Ferdinand, a fully paid up member to the 'Golden Generation' that dominated the England team for most of the last decade, seems now to have followed his former defensive partner John Terry into the pasture of former England players. This, aside from press furore, leaves England some lengthy distance from the possibly excellent quartet of Ferdinand, Terry, Carragher and Sol Campbell that could have formed a centre-back partnership ten years ago.

With some members of the golden generation, most notably Gerrard and Lampard, clinging on and the tenacity of Jack Wilshere replacing Paul Scholes, the losses from the Golden Generation are yet to be keenly felt in many areas of the squad. The awakening to a post-golden generation England now comes when raking through the unimpressive nature of England's centre-back options.

From the steady flow of four world-leading and three Champions League winning defenders ten years ago, England are now faced with Joleon Lescott, a substitute at Manchester City, Phil Jagielka, a steady if unspectacular defender, an often injured but talented Gary Cahill, the strong but inexperienced Steven Caulker and the Manchester United youngsters Chris Smalling and Phil Jones.

Whilst with Caulker, Smalling and Jones illustrating a continued ability to produce promising young defenders, the three charged with overseeing the transitional period between Golden Generation and the next offer uncertainty to Roy Hodgson, surrounding just how accomplished his defensive line-up at next year's World Cup can be.

Of course, a tonic of relativity must be added here, with Cahill himself a Champions League winner and Lescott a Premier League winner, however, the general quality of senior England centre-backs, in the prime of their career, differs markedly from Golden Generation quartet. The issue is further compounded when looking across to our European neighbours.

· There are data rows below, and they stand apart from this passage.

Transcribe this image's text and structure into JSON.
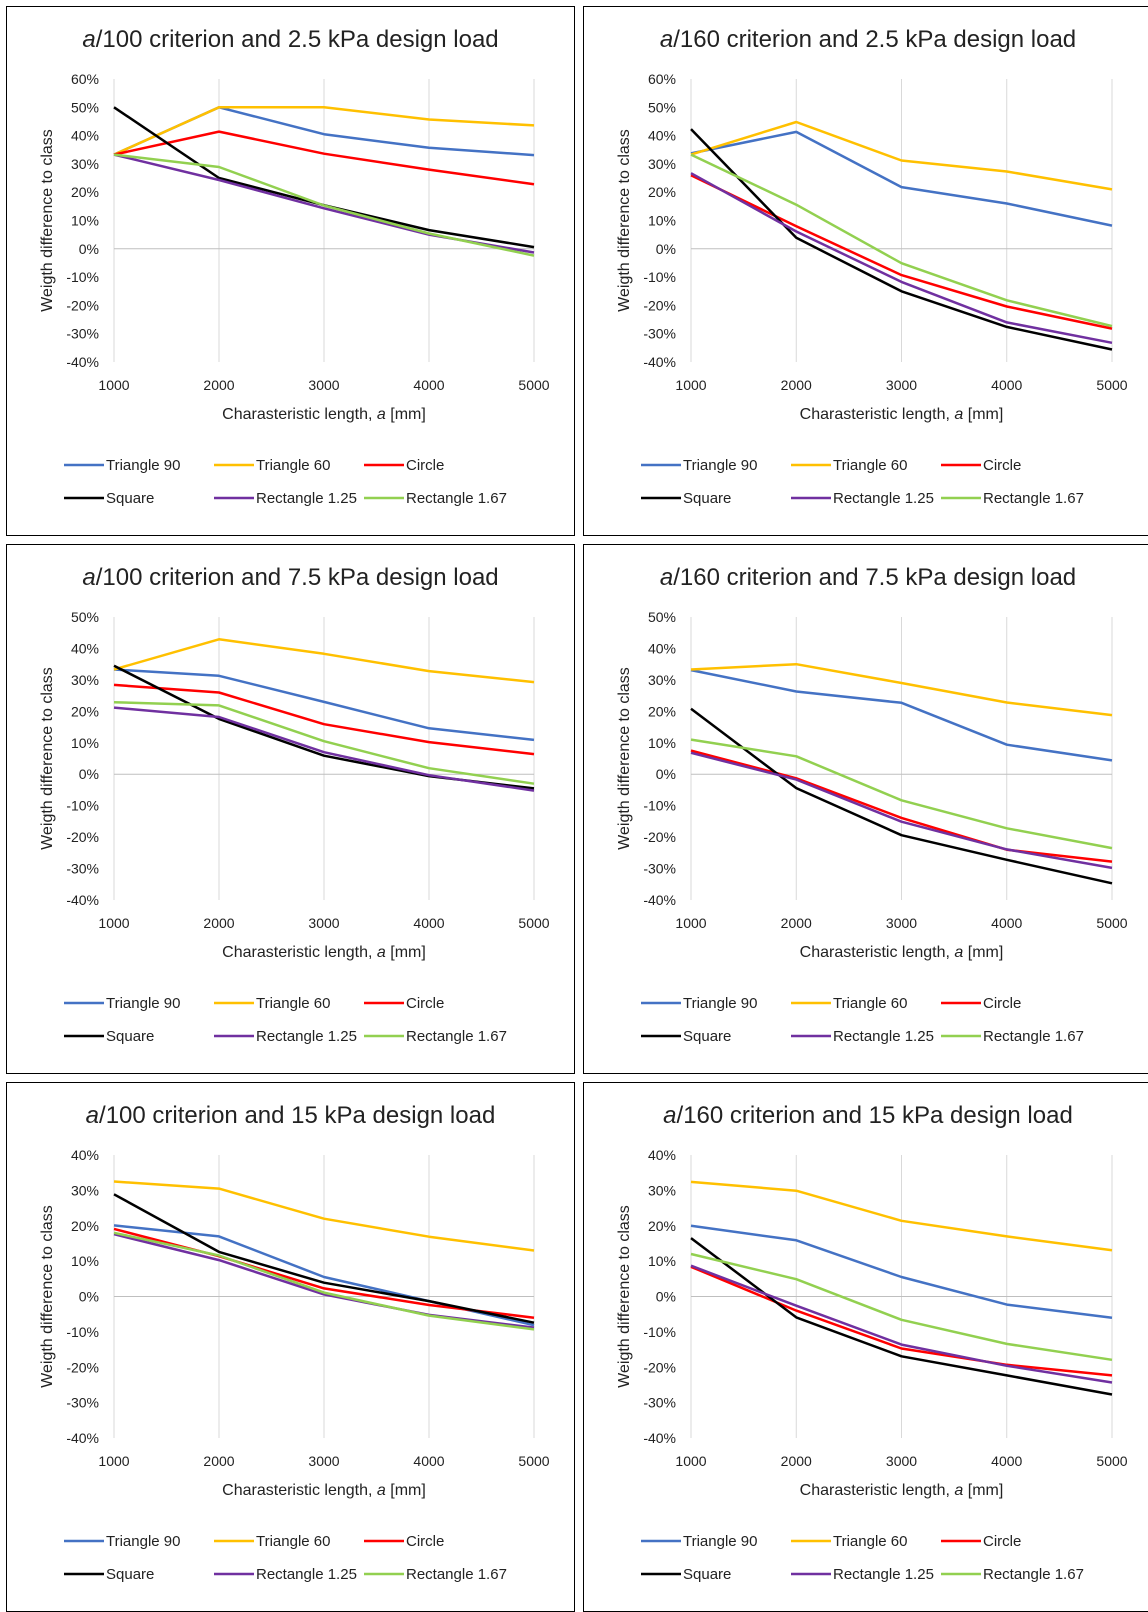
{
  "legend_labels": [
    "Triangle 90",
    "Triangle 60",
    "Circle",
    "Square",
    "Rectangle 1.25",
    "Rectangle 1.67"
  ],
  "colors": {
    "Triangle 90": "#4472C4",
    "Triangle 60": "#FFC000",
    "Circle": "#FF0000",
    "Square": "#000000",
    "Rectangle 1.25": "#7030A0",
    "Rectangle 1.67": "#92D050"
  },
  "chart_data": [
    {
      "type": "line",
      "title_italic": "a",
      "title_rest": "/100 criterion and 2.5 kPa design load",
      "xlabel_prefix": "Charasteristic length, ",
      "xlabel_italic": "a",
      "xlabel_suffix": " [mm]",
      "ylabel": "Weigth difference to class",
      "x": [
        1000,
        2000,
        3000,
        4000,
        5000
      ],
      "xlim": [
        1000,
        5000
      ],
      "ylim": [
        -40,
        60
      ],
      "yticks": [
        -40,
        -30,
        -20,
        -10,
        0,
        10,
        20,
        30,
        40,
        50,
        60
      ],
      "y_unit": "%",
      "grid": "vertical",
      "legend_position": "bottom",
      "series": [
        {
          "name": "Triangle 90",
          "values": [
            33.3,
            50,
            40.5,
            35.7,
            33.1
          ]
        },
        {
          "name": "Triangle 60",
          "values": [
            33.3,
            50,
            50,
            45.7,
            43.6
          ]
        },
        {
          "name": "Circle",
          "values": [
            33.3,
            41.4,
            33.6,
            28,
            22.8
          ]
        },
        {
          "name": "Square",
          "values": [
            50,
            25,
            15.4,
            6.6,
            0.6
          ]
        },
        {
          "name": "Rectangle 1.25",
          "values": [
            33.3,
            24.3,
            14.3,
            5,
            -1.3
          ]
        },
        {
          "name": "Rectangle 1.67",
          "values": [
            33.3,
            28.9,
            15.3,
            5.4,
            -2.4
          ]
        }
      ]
    },
    {
      "type": "line",
      "title_italic": "a",
      "title_rest": "/160 criterion and 2.5 kPa design load",
      "xlabel_prefix": "Charasteristic length, ",
      "xlabel_italic": "a",
      "xlabel_suffix": " [mm]",
      "ylabel": "Weigth difference to class",
      "x": [
        1000,
        2000,
        3000,
        4000,
        5000
      ],
      "xlim": [
        1000,
        5000
      ],
      "ylim": [
        -40,
        60
      ],
      "yticks": [
        -40,
        -30,
        -20,
        -10,
        0,
        10,
        20,
        30,
        40,
        50,
        60
      ],
      "y_unit": "%",
      "grid": "vertical",
      "legend_position": "bottom",
      "series": [
        {
          "name": "Triangle 90",
          "values": [
            33.7,
            41.3,
            21.8,
            16,
            8.2
          ]
        },
        {
          "name": "Triangle 60",
          "values": [
            33.3,
            44.8,
            31.2,
            27.3,
            21
          ]
        },
        {
          "name": "Circle",
          "values": [
            26,
            8,
            -9.3,
            -20.4,
            -28.2
          ]
        },
        {
          "name": "Square",
          "values": [
            42.3,
            3.9,
            -15,
            -27.6,
            -35.6
          ]
        },
        {
          "name": "Rectangle 1.25",
          "values": [
            26.7,
            6.1,
            -11.7,
            -26,
            -33.2
          ]
        },
        {
          "name": "Rectangle 1.67",
          "values": [
            33.3,
            15.6,
            -5.1,
            -18.2,
            -27.3
          ]
        }
      ]
    },
    {
      "type": "line",
      "title_italic": "a",
      "title_rest": "/100 criterion and 7.5 kPa design load",
      "xlabel_prefix": "Charasteristic length, ",
      "xlabel_italic": "a",
      "xlabel_suffix": " [mm]",
      "ylabel": "Weigth difference to class",
      "x": [
        1000,
        2000,
        3000,
        4000,
        5000
      ],
      "xlim": [
        1000,
        5000
      ],
      "ylim": [
        -40,
        50
      ],
      "yticks": [
        -40,
        -30,
        -20,
        -10,
        0,
        10,
        20,
        30,
        40,
        50
      ],
      "y_unit": "%",
      "grid": "vertical",
      "legend_position": "bottom",
      "series": [
        {
          "name": "Triangle 90",
          "values": [
            33.3,
            31.3,
            23,
            14.6,
            10.9
          ]
        },
        {
          "name": "Triangle 60",
          "values": [
            33.3,
            42.9,
            38.3,
            32.8,
            29.3
          ]
        },
        {
          "name": "Circle",
          "values": [
            28.4,
            26,
            15.9,
            10.2,
            6.4
          ]
        },
        {
          "name": "Square",
          "values": [
            34.5,
            17.6,
            5.9,
            -0.6,
            -4.5
          ]
        },
        {
          "name": "Rectangle 1.25",
          "values": [
            21.2,
            18.2,
            7,
            -0.3,
            -5.2
          ]
        },
        {
          "name": "Rectangle 1.67",
          "values": [
            22.9,
            21.9,
            10.5,
            1.9,
            -3
          ]
        }
      ]
    },
    {
      "type": "line",
      "title_italic": "a",
      "title_rest": "/160 criterion and 7.5 kPa design load",
      "xlabel_prefix": "Charasteristic length, ",
      "xlabel_italic": "a",
      "xlabel_suffix": " [mm]",
      "ylabel": "Weigth difference to class",
      "x": [
        1000,
        2000,
        3000,
        4000,
        5000
      ],
      "xlim": [
        1000,
        5000
      ],
      "ylim": [
        -40,
        50
      ],
      "yticks": [
        -40,
        -30,
        -20,
        -10,
        0,
        10,
        20,
        30,
        40,
        50
      ],
      "y_unit": "%",
      "grid": "vertical",
      "legend_position": "bottom",
      "series": [
        {
          "name": "Triangle 90",
          "values": [
            33.1,
            26.3,
            22.7,
            9.4,
            4.4
          ]
        },
        {
          "name": "Triangle 60",
          "values": [
            33.3,
            35,
            29,
            22.8,
            18.8
          ]
        },
        {
          "name": "Circle",
          "values": [
            7.5,
            -1.3,
            -13.9,
            -24,
            -27.8
          ]
        },
        {
          "name": "Square",
          "values": [
            20.8,
            -4.4,
            -19.4,
            -27.2,
            -34.7
          ]
        },
        {
          "name": "Rectangle 1.25",
          "values": [
            6.8,
            -1.7,
            -15.1,
            -23.9,
            -29.8
          ]
        },
        {
          "name": "Rectangle 1.67",
          "values": [
            11,
            5.7,
            -8.3,
            -17.2,
            -23.5
          ]
        }
      ]
    },
    {
      "type": "line",
      "title_italic": "a",
      "title_rest": "/100 criterion and 15 kPa design load",
      "xlabel_prefix": "Charasteristic length, ",
      "xlabel_italic": "a",
      "xlabel_suffix": " [mm]",
      "ylabel": "Weigth difference to class",
      "x": [
        1000,
        2000,
        3000,
        4000,
        5000
      ],
      "xlim": [
        1000,
        5000
      ],
      "ylim": [
        -40,
        40
      ],
      "yticks": [
        -40,
        -30,
        -20,
        -10,
        0,
        10,
        20,
        30,
        40
      ],
      "y_unit": "%",
      "grid": "vertical",
      "legend_position": "bottom",
      "series": [
        {
          "name": "Triangle 90",
          "values": [
            20.1,
            17,
            5.5,
            -1.3,
            -8.1
          ]
        },
        {
          "name": "Triangle 60",
          "values": [
            32.5,
            30.5,
            22,
            16.9,
            13
          ]
        },
        {
          "name": "Circle",
          "values": [
            19.1,
            11.4,
            2.3,
            -2.4,
            -6
          ]
        },
        {
          "name": "Square",
          "values": [
            28.9,
            12.6,
            3.9,
            -1.3,
            -7.4
          ]
        },
        {
          "name": "Rectangle 1.25",
          "values": [
            17.6,
            10.3,
            0.6,
            -5.2,
            -8.8
          ]
        },
        {
          "name": "Rectangle 1.67",
          "values": [
            18,
            11.6,
            1.1,
            -5.4,
            -9.3
          ]
        }
      ]
    },
    {
      "type": "line",
      "title_italic": "a",
      "title_rest": "/160 criterion and 15 kPa design load",
      "xlabel_prefix": "Charasteristic length, ",
      "xlabel_italic": "a",
      "xlabel_suffix": " [mm]",
      "ylabel": "Weigth difference to class",
      "x": [
        1000,
        2000,
        3000,
        4000,
        5000
      ],
      "xlim": [
        1000,
        5000
      ],
      "ylim": [
        -40,
        40
      ],
      "yticks": [
        -40,
        -30,
        -20,
        -10,
        0,
        10,
        20,
        30,
        40
      ],
      "y_unit": "%",
      "grid": "vertical",
      "legend_position": "bottom",
      "series": [
        {
          "name": "Triangle 90",
          "values": [
            20,
            15.9,
            5.5,
            -2.3,
            -6
          ]
        },
        {
          "name": "Triangle 60",
          "values": [
            32.4,
            29.9,
            21.4,
            17,
            13.1
          ]
        },
        {
          "name": "Circle",
          "values": [
            8.4,
            -4,
            -14.7,
            -19.3,
            -22.3
          ]
        },
        {
          "name": "Square",
          "values": [
            16.5,
            -5.9,
            -16.9,
            -22.3,
            -27.7
          ]
        },
        {
          "name": "Rectangle 1.25",
          "values": [
            8.7,
            -2.6,
            -13.6,
            -19.6,
            -24.3
          ]
        },
        {
          "name": "Rectangle 1.67",
          "values": [
            12,
            4.9,
            -6.6,
            -13.4,
            -17.9
          ]
        }
      ]
    }
  ]
}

Spain, current holders of everything, can choose from Sergio Ramos, Gerard Pique and Carlos Puyol, with Bayern's excellent Javi Martinez on the fringes. Italy have the Juventus trio of Georgio Chiellini, Andrea Barzagli and Leonardo Bonucci. Further down the scale, even Belgium see a steady wealth of options in Vincent Kompany, Thomas Vermaelan and Jan Vertonghen.

The declining trend is clear and, despite a number of solid options, we are now left without any central defenders featuring regularly among the best teams in the world. The fortunate and defensively wealthy era of the Golden Generation is over, if not coming to a speedy close, now England must make the best out of the current transitional generation. Expectations, though, must be toned down.